Ons bezoek aan het verre (en vooral koude) Matsumoto ligt nu reeds twee dagen achter ons, dringend tijd dus voor het relaas van onze tocht! Men weze gewaarschuwd dat er in dit verhaal vele angstaanjagende figuren zullen voorkomen, zoals de vuile puzzelgever en de marginale veelfototrekker. Maar bovenal is het het verslag van de tocht van drie, en daarna vier, Belgen naar de Bergen, waar een andere Belg hen opwachtte. Nu de interesse is gewekt, zal ik snel beginnen, want net als de reis zal dit tekstje weer lang worden.

We zouden op 22 december vertrekken, naar goede gewoonte weer ’s morgens vroeg. Van slapen is er niet veel in huis gekomen, en dus heb ik mijn tijd gevuld met het versturen van een paar mailtjes, mijn blog bij te werken en in bad te gaan. Dit laatste om half vier ’s ochtends, en geloof het of niet, zelfs toen zaten daar nog Japanners. Door extra vroeg op te staan dacht ik genoeg tijd te zullen hebben om alles op mijn gemak te doen, maar mijn legendarische traagheid zorgde ervoor dat ik uiteindelijk maar net op tijd bij het station aankwam, waar reisgenoten Judith en Hilde al stonden te wachten. De trein naar Umeda liet niet lang op zich wachten, en elk nog met de slapers in de ogen vertrokken we.

Vanuit Umeda namen we de bus naar Matsumoto, een tocht van ongeveer vijf uur, gelukkig met af en toe een tussenstop bij een supermarktje met bijhorende sanitaire voorzieningen. Uiteindelijk kwamen de bergen in zicht, als teken dat we onze eindbestemming bereikt hadden. Gastheer Wim stond ons reeds op te wachten bij het station van Matsumoto, en na wat kleins naar binnen gespeeld te hebben trokken we naar zijn appartementje. Ik zou liegen als ik zou beweren niet een beetje jaloers te zijn geweest op zijn onderkomen, aangezien hij een vrij ruim appartementje had met een ruime woonruimte, een keukentje en een badkamer.
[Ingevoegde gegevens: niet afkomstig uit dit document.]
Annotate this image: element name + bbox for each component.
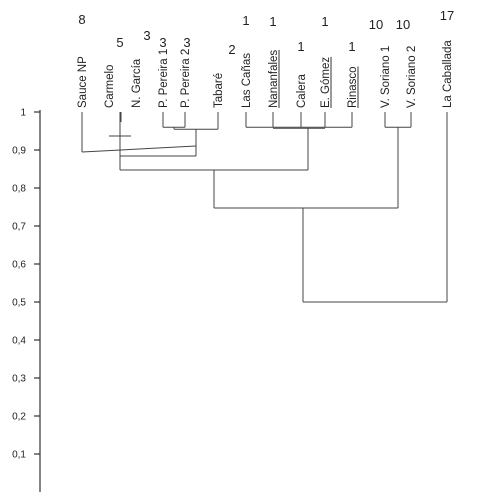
leaf-count: 1 — [242, 13, 249, 28]
y-tick-label: 0,8 — [12, 184, 26, 195]
y-tick-label: 0,6 — [12, 260, 26, 271]
y-tick-label: 0,3 — [12, 374, 26, 385]
leaf-count: 5 — [116, 35, 123, 50]
leaf-item: P. Pereira 23 — [180, 35, 192, 108]
leaf-item: N. García 3 — [131, 28, 151, 108]
leaf-count: 17 — [440, 8, 454, 23]
y-tick-label: 1 — [20, 108, 26, 119]
y-tick-label: 0,7 — [12, 222, 26, 233]
leaf-label: Tabaré — [213, 73, 225, 108]
leaf-count: 8 — [78, 12, 85, 27]
leaf-item: Carmelo 5 — [104, 35, 124, 108]
leaf-item: Calera 1 — [296, 39, 308, 108]
leaf-item: Rinasco 1 — [347, 39, 359, 108]
leaf-count: 1 — [348, 39, 355, 54]
leaf-count: 3 — [159, 35, 166, 50]
leaf-count: 1 — [321, 14, 328, 29]
leaf-label: Rinasco — [347, 66, 359, 108]
y-tick-label: 0,4 — [12, 336, 26, 347]
leaf-label: E. Gómez — [320, 57, 332, 108]
leaf-label: V. Soriano 2 — [406, 46, 418, 108]
y-tick-label: 0,1 — [12, 450, 26, 461]
y-tick-label: 0,9 — [12, 146, 26, 157]
leaf-count: 10 — [369, 17, 383, 32]
leaf-count: 3 — [143, 28, 150, 43]
y-tick-label: 0,2 — [12, 412, 26, 423]
dendrogram-links — [81, 112, 448, 303]
leaf-count: 10 — [396, 17, 410, 32]
y-axis: 1 0,9 0,8 0,7 0,6 0,5 0,4 0,3 0,2 0,1 — [12, 108, 41, 492]
leaf-label: Nananfales — [268, 50, 280, 108]
leaf-item: Las Cañas 1 — [241, 13, 253, 108]
y-tick-label: 0,5 — [12, 298, 26, 309]
leaf-label: N. García — [131, 58, 143, 108]
leaf-item: La Caballada 17 — [440, 8, 454, 108]
leaf-label: La Caballada — [442, 40, 454, 108]
leaf-item: Tabaré 2 — [213, 42, 236, 108]
leaf-count: 1 — [269, 14, 276, 29]
leaf-label: V. Soriano 1 — [380, 46, 392, 108]
leaf-item: Sauce NP 8 — [77, 12, 89, 108]
leaf-item: E. Gómez 1 — [320, 14, 332, 108]
leaf-label: Carmelo — [104, 65, 116, 108]
leaf-label: Calera — [296, 74, 308, 108]
leaf-count: 1 — [297, 39, 304, 54]
leaf-item: Nananfales 1 — [268, 14, 280, 108]
leaf-label: Sauce NP — [77, 56, 89, 108]
leaf-item: V. Soriano 2 10 — [396, 17, 418, 108]
leaf-label: P. Pereira 2 — [180, 49, 192, 108]
dendrogram-link — [81, 145, 197, 153]
leaf-count: 2 — [228, 42, 235, 57]
leaf-count: 3 — [183, 35, 190, 50]
leaf-label: Las Cañas — [241, 53, 253, 108]
leaf-label: P. Pereira 1 — [158, 49, 170, 108]
leaf-item: V. Soriano 1 10 — [369, 17, 392, 108]
leaf-item: P. Pereira 13 — [158, 35, 170, 108]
Toch heel wat anders dan mijn klein kamertje, en bovendien veel gezelliger. Maar goed, we zouden hier zes nachten mogen doorbrengen, dus dat zag ik wel al helemaal zitten. In het midden van de kamer stond er een kotatsu, een tafel met ingebouwde verwarming waar je je benen onder kan steken als het koud is. Ideaal voor de kerstperiode, toch?
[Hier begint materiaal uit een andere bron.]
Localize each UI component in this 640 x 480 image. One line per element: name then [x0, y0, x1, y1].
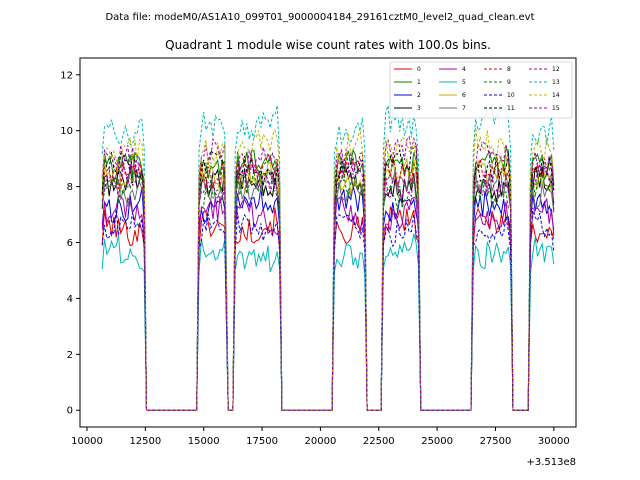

We besloten de verdeling van de slaapplaatsen te houden voor later, zodat we ons konden concentreren op een veel belangrijkere vraag: wat gaan we vanavond eten? Uiteindelijk werd het rijst met curry, naar een recept dat Hilde en Judith op hun kot al vaker met succes hadden uitgeprobeerd. Als dessert zouden er pannenkoeken zijn, iets waar ik natuurlijk nooit nee tegen zeg. Wij dus snel naar de winkel, zodat de twee meisjes niet lang daarna hun kookkunsten konden laten zien. En ik moet zeggen: het was zeer lekker, dank daarvoor dus. De pannenkoeken werden dan weer gemaakt met vereende krachten, maar met evenveel smaak opgegeten als de hoofdschotel. Na het eten zat de dag er bijna op, maar niet voor we Wims Dreamcast (een oude spelconsole) hadden uitgeprobeerd en nog wat onder de zachte dekens gekeuveld hadden. We waren echter moe genoeg van de lange tocht om snel onze ogen te kunnen sluiten in afwachting van de volgende dag.


De curry komt tot stand; Het eindresultaat; De pannenkoeken komen tot stand; Een mogelijk eindresultaat.
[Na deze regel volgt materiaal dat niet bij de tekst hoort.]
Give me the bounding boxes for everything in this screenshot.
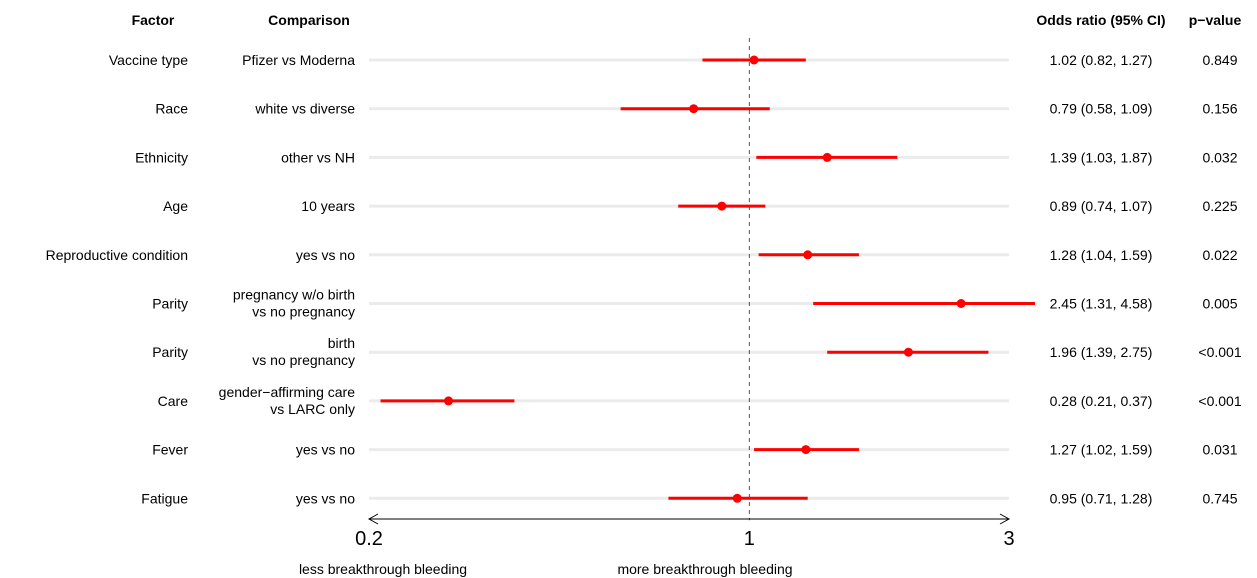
p-value-text: 0.031 <box>1202 442 1237 458</box>
forest-row: Vaccine type Pfizer vs Moderna 1.02 (0.82,… <box>109 52 1238 68</box>
p-value-text: 0.156 <box>1202 101 1237 117</box>
odds-ratio-text: 2.45 (1.31, 4.58) <box>1050 296 1153 312</box>
x-axis: 0.2 1 3 less breakthrough bleeding more brea… <box>299 513 1015 577</box>
comparison-label: vs no pregnancy <box>252 352 355 368</box>
forest-row: Race white vs diverse 0.79 (0.58, 1.09) 0.1… <box>155 101 1237 117</box>
p-value-text: <0.001 <box>1198 393 1241 409</box>
comparison-label: birth <box>328 335 355 351</box>
factor-label: Race <box>155 101 188 117</box>
comparison-label: yes vs no <box>296 442 355 458</box>
comparison-label: vs no pregnancy <box>252 304 355 320</box>
header-p-value: p−value <box>1189 12 1242 28</box>
plot-rows: Vaccine type Pfizer vs Moderna 1.02 (0.82,… <box>46 52 1242 506</box>
p-value-text: <0.001 <box>1198 344 1241 360</box>
factor-label: Reproductive condition <box>46 247 188 263</box>
factor-label: Parity <box>152 296 188 312</box>
forest-row: Age 10 years 0.89 (0.74, 1.07) 0.225 <box>163 198 1238 214</box>
factor-label: Ethnicity <box>135 149 188 165</box>
estimate-point <box>689 104 699 114</box>
factor-label: Age <box>163 198 188 214</box>
factor-label: Care <box>158 393 189 409</box>
odds-ratio-text: 1.96 (1.39, 2.75) <box>1050 344 1153 360</box>
header-comparison: Comparison <box>268 12 350 28</box>
p-value-text: 0.005 <box>1202 296 1237 312</box>
odds-ratio-text: 1.39 (1.03, 1.87) <box>1050 149 1153 165</box>
comparison-label: gender−affirming care <box>219 384 356 400</box>
odds-ratio-text: 1.27 (1.02, 1.59) <box>1050 442 1153 458</box>
odds-ratio-text: 0.28 (0.21, 0.37) <box>1050 393 1153 409</box>
axis-arrow-left <box>367 513 379 525</box>
estimate-point <box>444 396 454 406</box>
factor-label: Parity <box>152 344 188 360</box>
comparison-label: Pfizer vs Moderna <box>242 52 355 68</box>
estimate-point <box>732 493 742 503</box>
p-value-text: 0.745 <box>1202 490 1237 506</box>
header-factor: Factor <box>132 12 175 28</box>
comparison-label: 10 years <box>301 198 355 214</box>
odds-ratio-text: 0.79 (0.58, 1.09) <box>1050 101 1153 117</box>
p-value-text: 0.022 <box>1202 247 1237 263</box>
estimate-point <box>749 55 759 65</box>
estimate-point <box>822 152 832 162</box>
odds-ratio-text: 1.28 (1.04, 1.59) <box>1050 247 1153 263</box>
estimate-point <box>717 201 727 211</box>
p-value-text: 0.225 <box>1202 198 1237 214</box>
p-value-text: 0.849 <box>1202 52 1237 68</box>
column-headers: Factor Comparison Odds ratio (95% CI) p−… <box>132 12 1242 28</box>
forest-row: Fever yes vs no 1.27 (1.02, 1.59) 0.031 <box>152 442 1238 458</box>
odds-ratio-text: 0.95 (0.71, 1.28) <box>1050 490 1153 506</box>
estimate-point <box>903 347 913 357</box>
odds-ratio-text: 1.02 (0.82, 1.27) <box>1050 52 1153 68</box>
forest-row: Fatigue yes vs no 0.95 (0.71, 1.28) 0.745 <box>141 490 1237 506</box>
comparison-label: white vs diverse <box>254 101 355 117</box>
comparison-label: yes vs no <box>296 247 355 263</box>
estimate-point <box>801 445 811 455</box>
odds-ratio-text: 0.89 (0.74, 1.07) <box>1050 198 1153 214</box>
forest-row: Reproductive condition yes vs no 1.28 (1.0… <box>46 247 1238 263</box>
x-tick-label: 3 <box>1003 528 1014 550</box>
x-tick-label: 1 <box>744 528 755 550</box>
comparison-label: vs LARC only <box>270 401 355 417</box>
axis-arrow-right <box>999 513 1011 525</box>
comparison-label: other vs NH <box>281 149 355 165</box>
comparison-label: yes vs no <box>296 490 355 506</box>
forest-row: Ethnicity other vs NH 1.39 (1.03, 1.87) 0.0… <box>135 149 1238 165</box>
x-axis-right-label: more breakthrough bleeding <box>617 561 792 577</box>
header-odds-ratio: Odds ratio (95% CI) <box>1036 12 1165 28</box>
estimate-point <box>803 250 813 260</box>
row-bands <box>369 58 1009 500</box>
p-value-text: 0.032 <box>1202 149 1237 165</box>
factor-label: Fever <box>152 442 188 458</box>
estimate-point <box>956 299 966 308</box>
x-axis-left-label: less breakthrough bleeding <box>299 561 467 577</box>
comparison-label: pregnancy w/o birth <box>233 287 355 303</box>
factor-label: Vaccine type <box>109 52 188 68</box>
x-tick-label: 0.2 <box>355 528 383 550</box>
factor-label: Fatigue <box>141 490 188 506</box>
Deze begon met een bezoek aan het kasteel van Matsumoto, een van de drie bekendste oud-Japanse kastelen. Tijd en zin om binnen te gaan was er niet, en dus vulden we onze tijd met foto’s trekken (oa van exotische vogelsoorten, zie foto) en praten. Na een tijdje kwam David, een andere Belg die een jaartje in Matsumoto verblijft, ons toegereden op zijn fiets. Er moesten immers nog wat dingen geregeld worden voor het Belgisch kerstfeestje van de volgende dag, en we spraken meteen af die avond met ons allen iets te gaan drinken en eten. Maar eerst moesten we nog een keer terug naar het station om een andere Belg op te wachten. Stijn kwam immers van Tokio afgereisd om samen met ons de kerstdagen te vieren. Het blije weerzien volgde om 18u, perfect om meteen met z’n vijven al iets kleins te eten. Het werd Mos Burger, (voor de mensen die nog niet van dit fenomeen zouden gehoord hebben) een gezonde (ja, echt!) en lekkere (maar ook wel vrij dure) hamburgerketen. Stijn moest zich nog even installeren in zijn hotelkamertje (bij Wim was er jammer genoeg geen plaats meer), maar daarna konden we samen weer leuke dingen doen. Wat weet ik wel niet goed meer, dus waarschijnlijk was het niet zo heel speciaal…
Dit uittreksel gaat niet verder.